Purge de la bulle des subprime mortgages : un mécanisme naturel de correction
Cela fait longtemps qu’observateurs et analystes expriment leurs inquiétudes au sujet de la bulle immobilière américaine, et particulièrement de ces dorénavant fameux « subprime mortgages ». Aujourd’hui, la purge a enfin lieu. Les banques centrales, en réagissant rapidement sur les échanges interbancaires à très court terme pour ne pas laisser un mouvement de panique se transformer en crise, devrait limiter les effets de cet assainissement aussi douloureux qu’attendu.
« Tout le monde a besoin d’un emploi pour acheter une maison, une voiture, etc. [...] Mais tout le monde n’a pas un emploi. Nous avons une solution pour vous. Nous proposons une assistance à ceux qui n’ont pas de travail, mais doivent répondre à une vérification d’emploi dans la perspective d’un achat. [...] Dans notre base de données, vous serez déclaré(e) comme contractant indépendant de notre société. Votre nom apparaîtra sur des feuilles de paye comme avance ».
Le site http://www.verifyemployment.net/ propose ainsi de fausses feuilles de paye pour 55 $, et une ligne téléphonique qui confirme l’intox pour 25 $. Voilà un beau cas d’espèce du type de dérive qu’a connu le marché des « subprime mortgages ». Fraudes et excès à tous les niveaux ont mené ce secteur dans le mur.

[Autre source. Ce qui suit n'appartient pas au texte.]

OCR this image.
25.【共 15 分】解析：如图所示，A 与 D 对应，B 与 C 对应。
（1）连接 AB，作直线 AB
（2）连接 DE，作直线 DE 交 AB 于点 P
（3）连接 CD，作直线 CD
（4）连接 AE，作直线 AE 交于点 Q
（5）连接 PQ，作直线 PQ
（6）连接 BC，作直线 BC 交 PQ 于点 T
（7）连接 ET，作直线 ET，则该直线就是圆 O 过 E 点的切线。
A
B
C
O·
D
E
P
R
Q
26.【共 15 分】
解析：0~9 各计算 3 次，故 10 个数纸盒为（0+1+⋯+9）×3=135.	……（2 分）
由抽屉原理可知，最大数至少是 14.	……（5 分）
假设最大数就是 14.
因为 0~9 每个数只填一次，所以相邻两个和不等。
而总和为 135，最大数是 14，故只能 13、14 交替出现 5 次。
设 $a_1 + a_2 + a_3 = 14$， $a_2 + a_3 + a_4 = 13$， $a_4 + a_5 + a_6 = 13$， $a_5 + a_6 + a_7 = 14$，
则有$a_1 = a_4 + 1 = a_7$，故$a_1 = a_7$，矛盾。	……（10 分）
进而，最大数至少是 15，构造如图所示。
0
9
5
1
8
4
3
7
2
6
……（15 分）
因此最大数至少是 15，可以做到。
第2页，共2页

Décortiquons le processus en cours. L’une des activités bancaires aux Etats-Unis consiste à financer l’achat de biens immobiliers par le crédit hypothécaire, les fameux mortgage loans. Contrairement à notre système de crédit immobilier, les banques restent propriétaires du logement jusqu’à expiration de la créance. Si l’emprunteur ne paye plus ses traites, le prêteur est chez lui. Il peut alors expulser l’occupant avant de mettre en vente le lot pour récupérer sa mise. Tant que le marché immobilier est porteur, le prêteur est rassuré par cette garantie dite « collatérale ». Lorsque la tendance est à la baisse, la valeur de l’actif sous-jacent devient inférieure au risque encouru. En cas de défaut de paiement de l’emprunteur, le créancier peut perdre une partie de son investissement.

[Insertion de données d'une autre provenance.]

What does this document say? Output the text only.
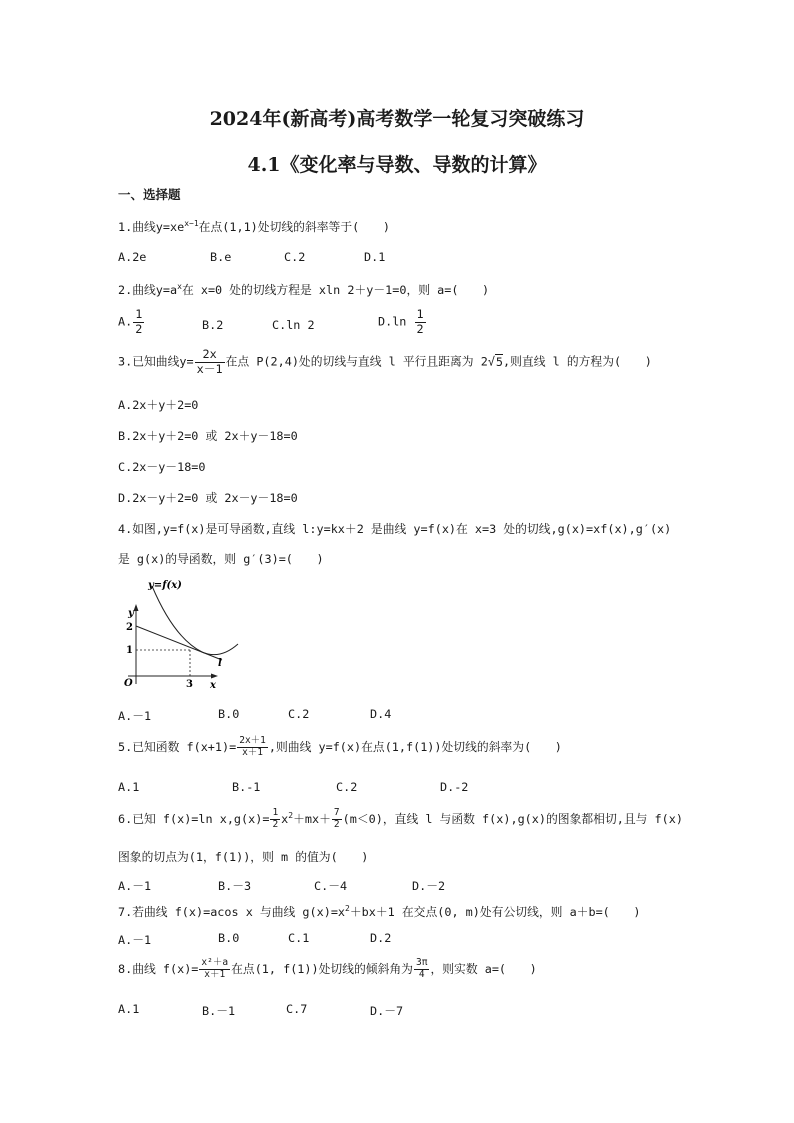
2024年(新高考)高考数学一轮复习突破练习
4.1《变化率与导数、导数的计算》
一、选择题
1.曲线$y=xe^{x-1}$在点(1,1)处切线的斜率等于(　　)
A.2e	B.e	C.2	D.1
2.曲线$y=a^x$在 x=0 处的切线方程是 xln 2＋y－1=0，则 a=(　　)
A. $\frac{1}{2}$	B.2	C.ln 2	$D.\ln \frac{1}{2}$
3.已知曲线$y= \frac{2x}{x-1}$ 在点 P(2,4)处的切线与直线 l 平行且距离为 2√5,则直线 l 的方程为(　　)
A.2x＋y＋2=0
B.2x＋y＋2=0 或 2x＋y－18=0
C.2x－y－18=0
D.2x－y＋2=0 或 2x－y－18=0
4.如图,y=f(x)是可导函数,直线 l:y=kx＋2 是曲线 y=f(x)在 x=3 处的切线,g(x)=xf(x),g′(x)
是 g(x)的导函数，则 g′(3)=(　　)
y=f(x)
y
x
O
2
1
3
l
A.－1	B.0	C.2	D.4
5.已知函数 $f(x+1)= \frac{2x+1}{x+1}$ ,则曲线 y=f(x)在点(1,f(1))处切线的斜率为(　　)
A.1	B.-1	C.2	D.-2
6.已知 f(x)=ln $x,g(x)= \frac{1}{2} x^2+mx+ \frac{7}{2} (m<0)$，直线 l 与函数 f(x),g(x)的图象都相切,且与 f(x)
图象的切点为(1，f(1))，则 m 的值为(　　)
A.－1	B.－3	C.－4	D.－2
7.若曲线 f(x)=acos x 与曲线 $g(x)=x^2+bx+1$ 在交点(0, m)处有公切线，则 a＋b=(　　)
A.－1	B.0	C.1	D.2
8.曲线 $f(x)= \frac{\text{x²＋a}}{x+1}$ 在点(1, f(1))处切线的倾斜角为 $\frac{3\pi}{4}$ ，则实数 a=(　　)
A.1	B.－1	C.7	D.－7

Evidemment, la banque doit financer ce crédit et le porter à son bilan. Vu l’ampleur des besoins qui ont vite dépassé leur capacité de financement, les banques ont dû alléger le poids de ces mortgage loans dans leur bilan. La titrisation, innovation financière née dans les années 80, permet aux banques de sortir ces prêts de leur bilan et de les faire reprendre par d’autres investisseurs. La structure juridique générique de ces opérations de titrisation, ce sont les ABS (Asset Backed Securities) adossés à des actifs, au sens large, conservés en garantie. Les MBS (Mortgage Backed Securities) concernent spécifiquement les fonds regroupant des crédits immobiliers, peu liquides (le crédit peut durer trente ans), en garantie collatérale. Ils sont cédés à des investisseurs relais qui, en échange, détiennent des obligations bien plus liquides que les actifs en garantie (la maison de chaque emprunteur du lot). La même technique s’applique aux CDO (Collateralized Debt Obligation) qui regroupent divers titres, obligataires ou hypothécaires en garantie.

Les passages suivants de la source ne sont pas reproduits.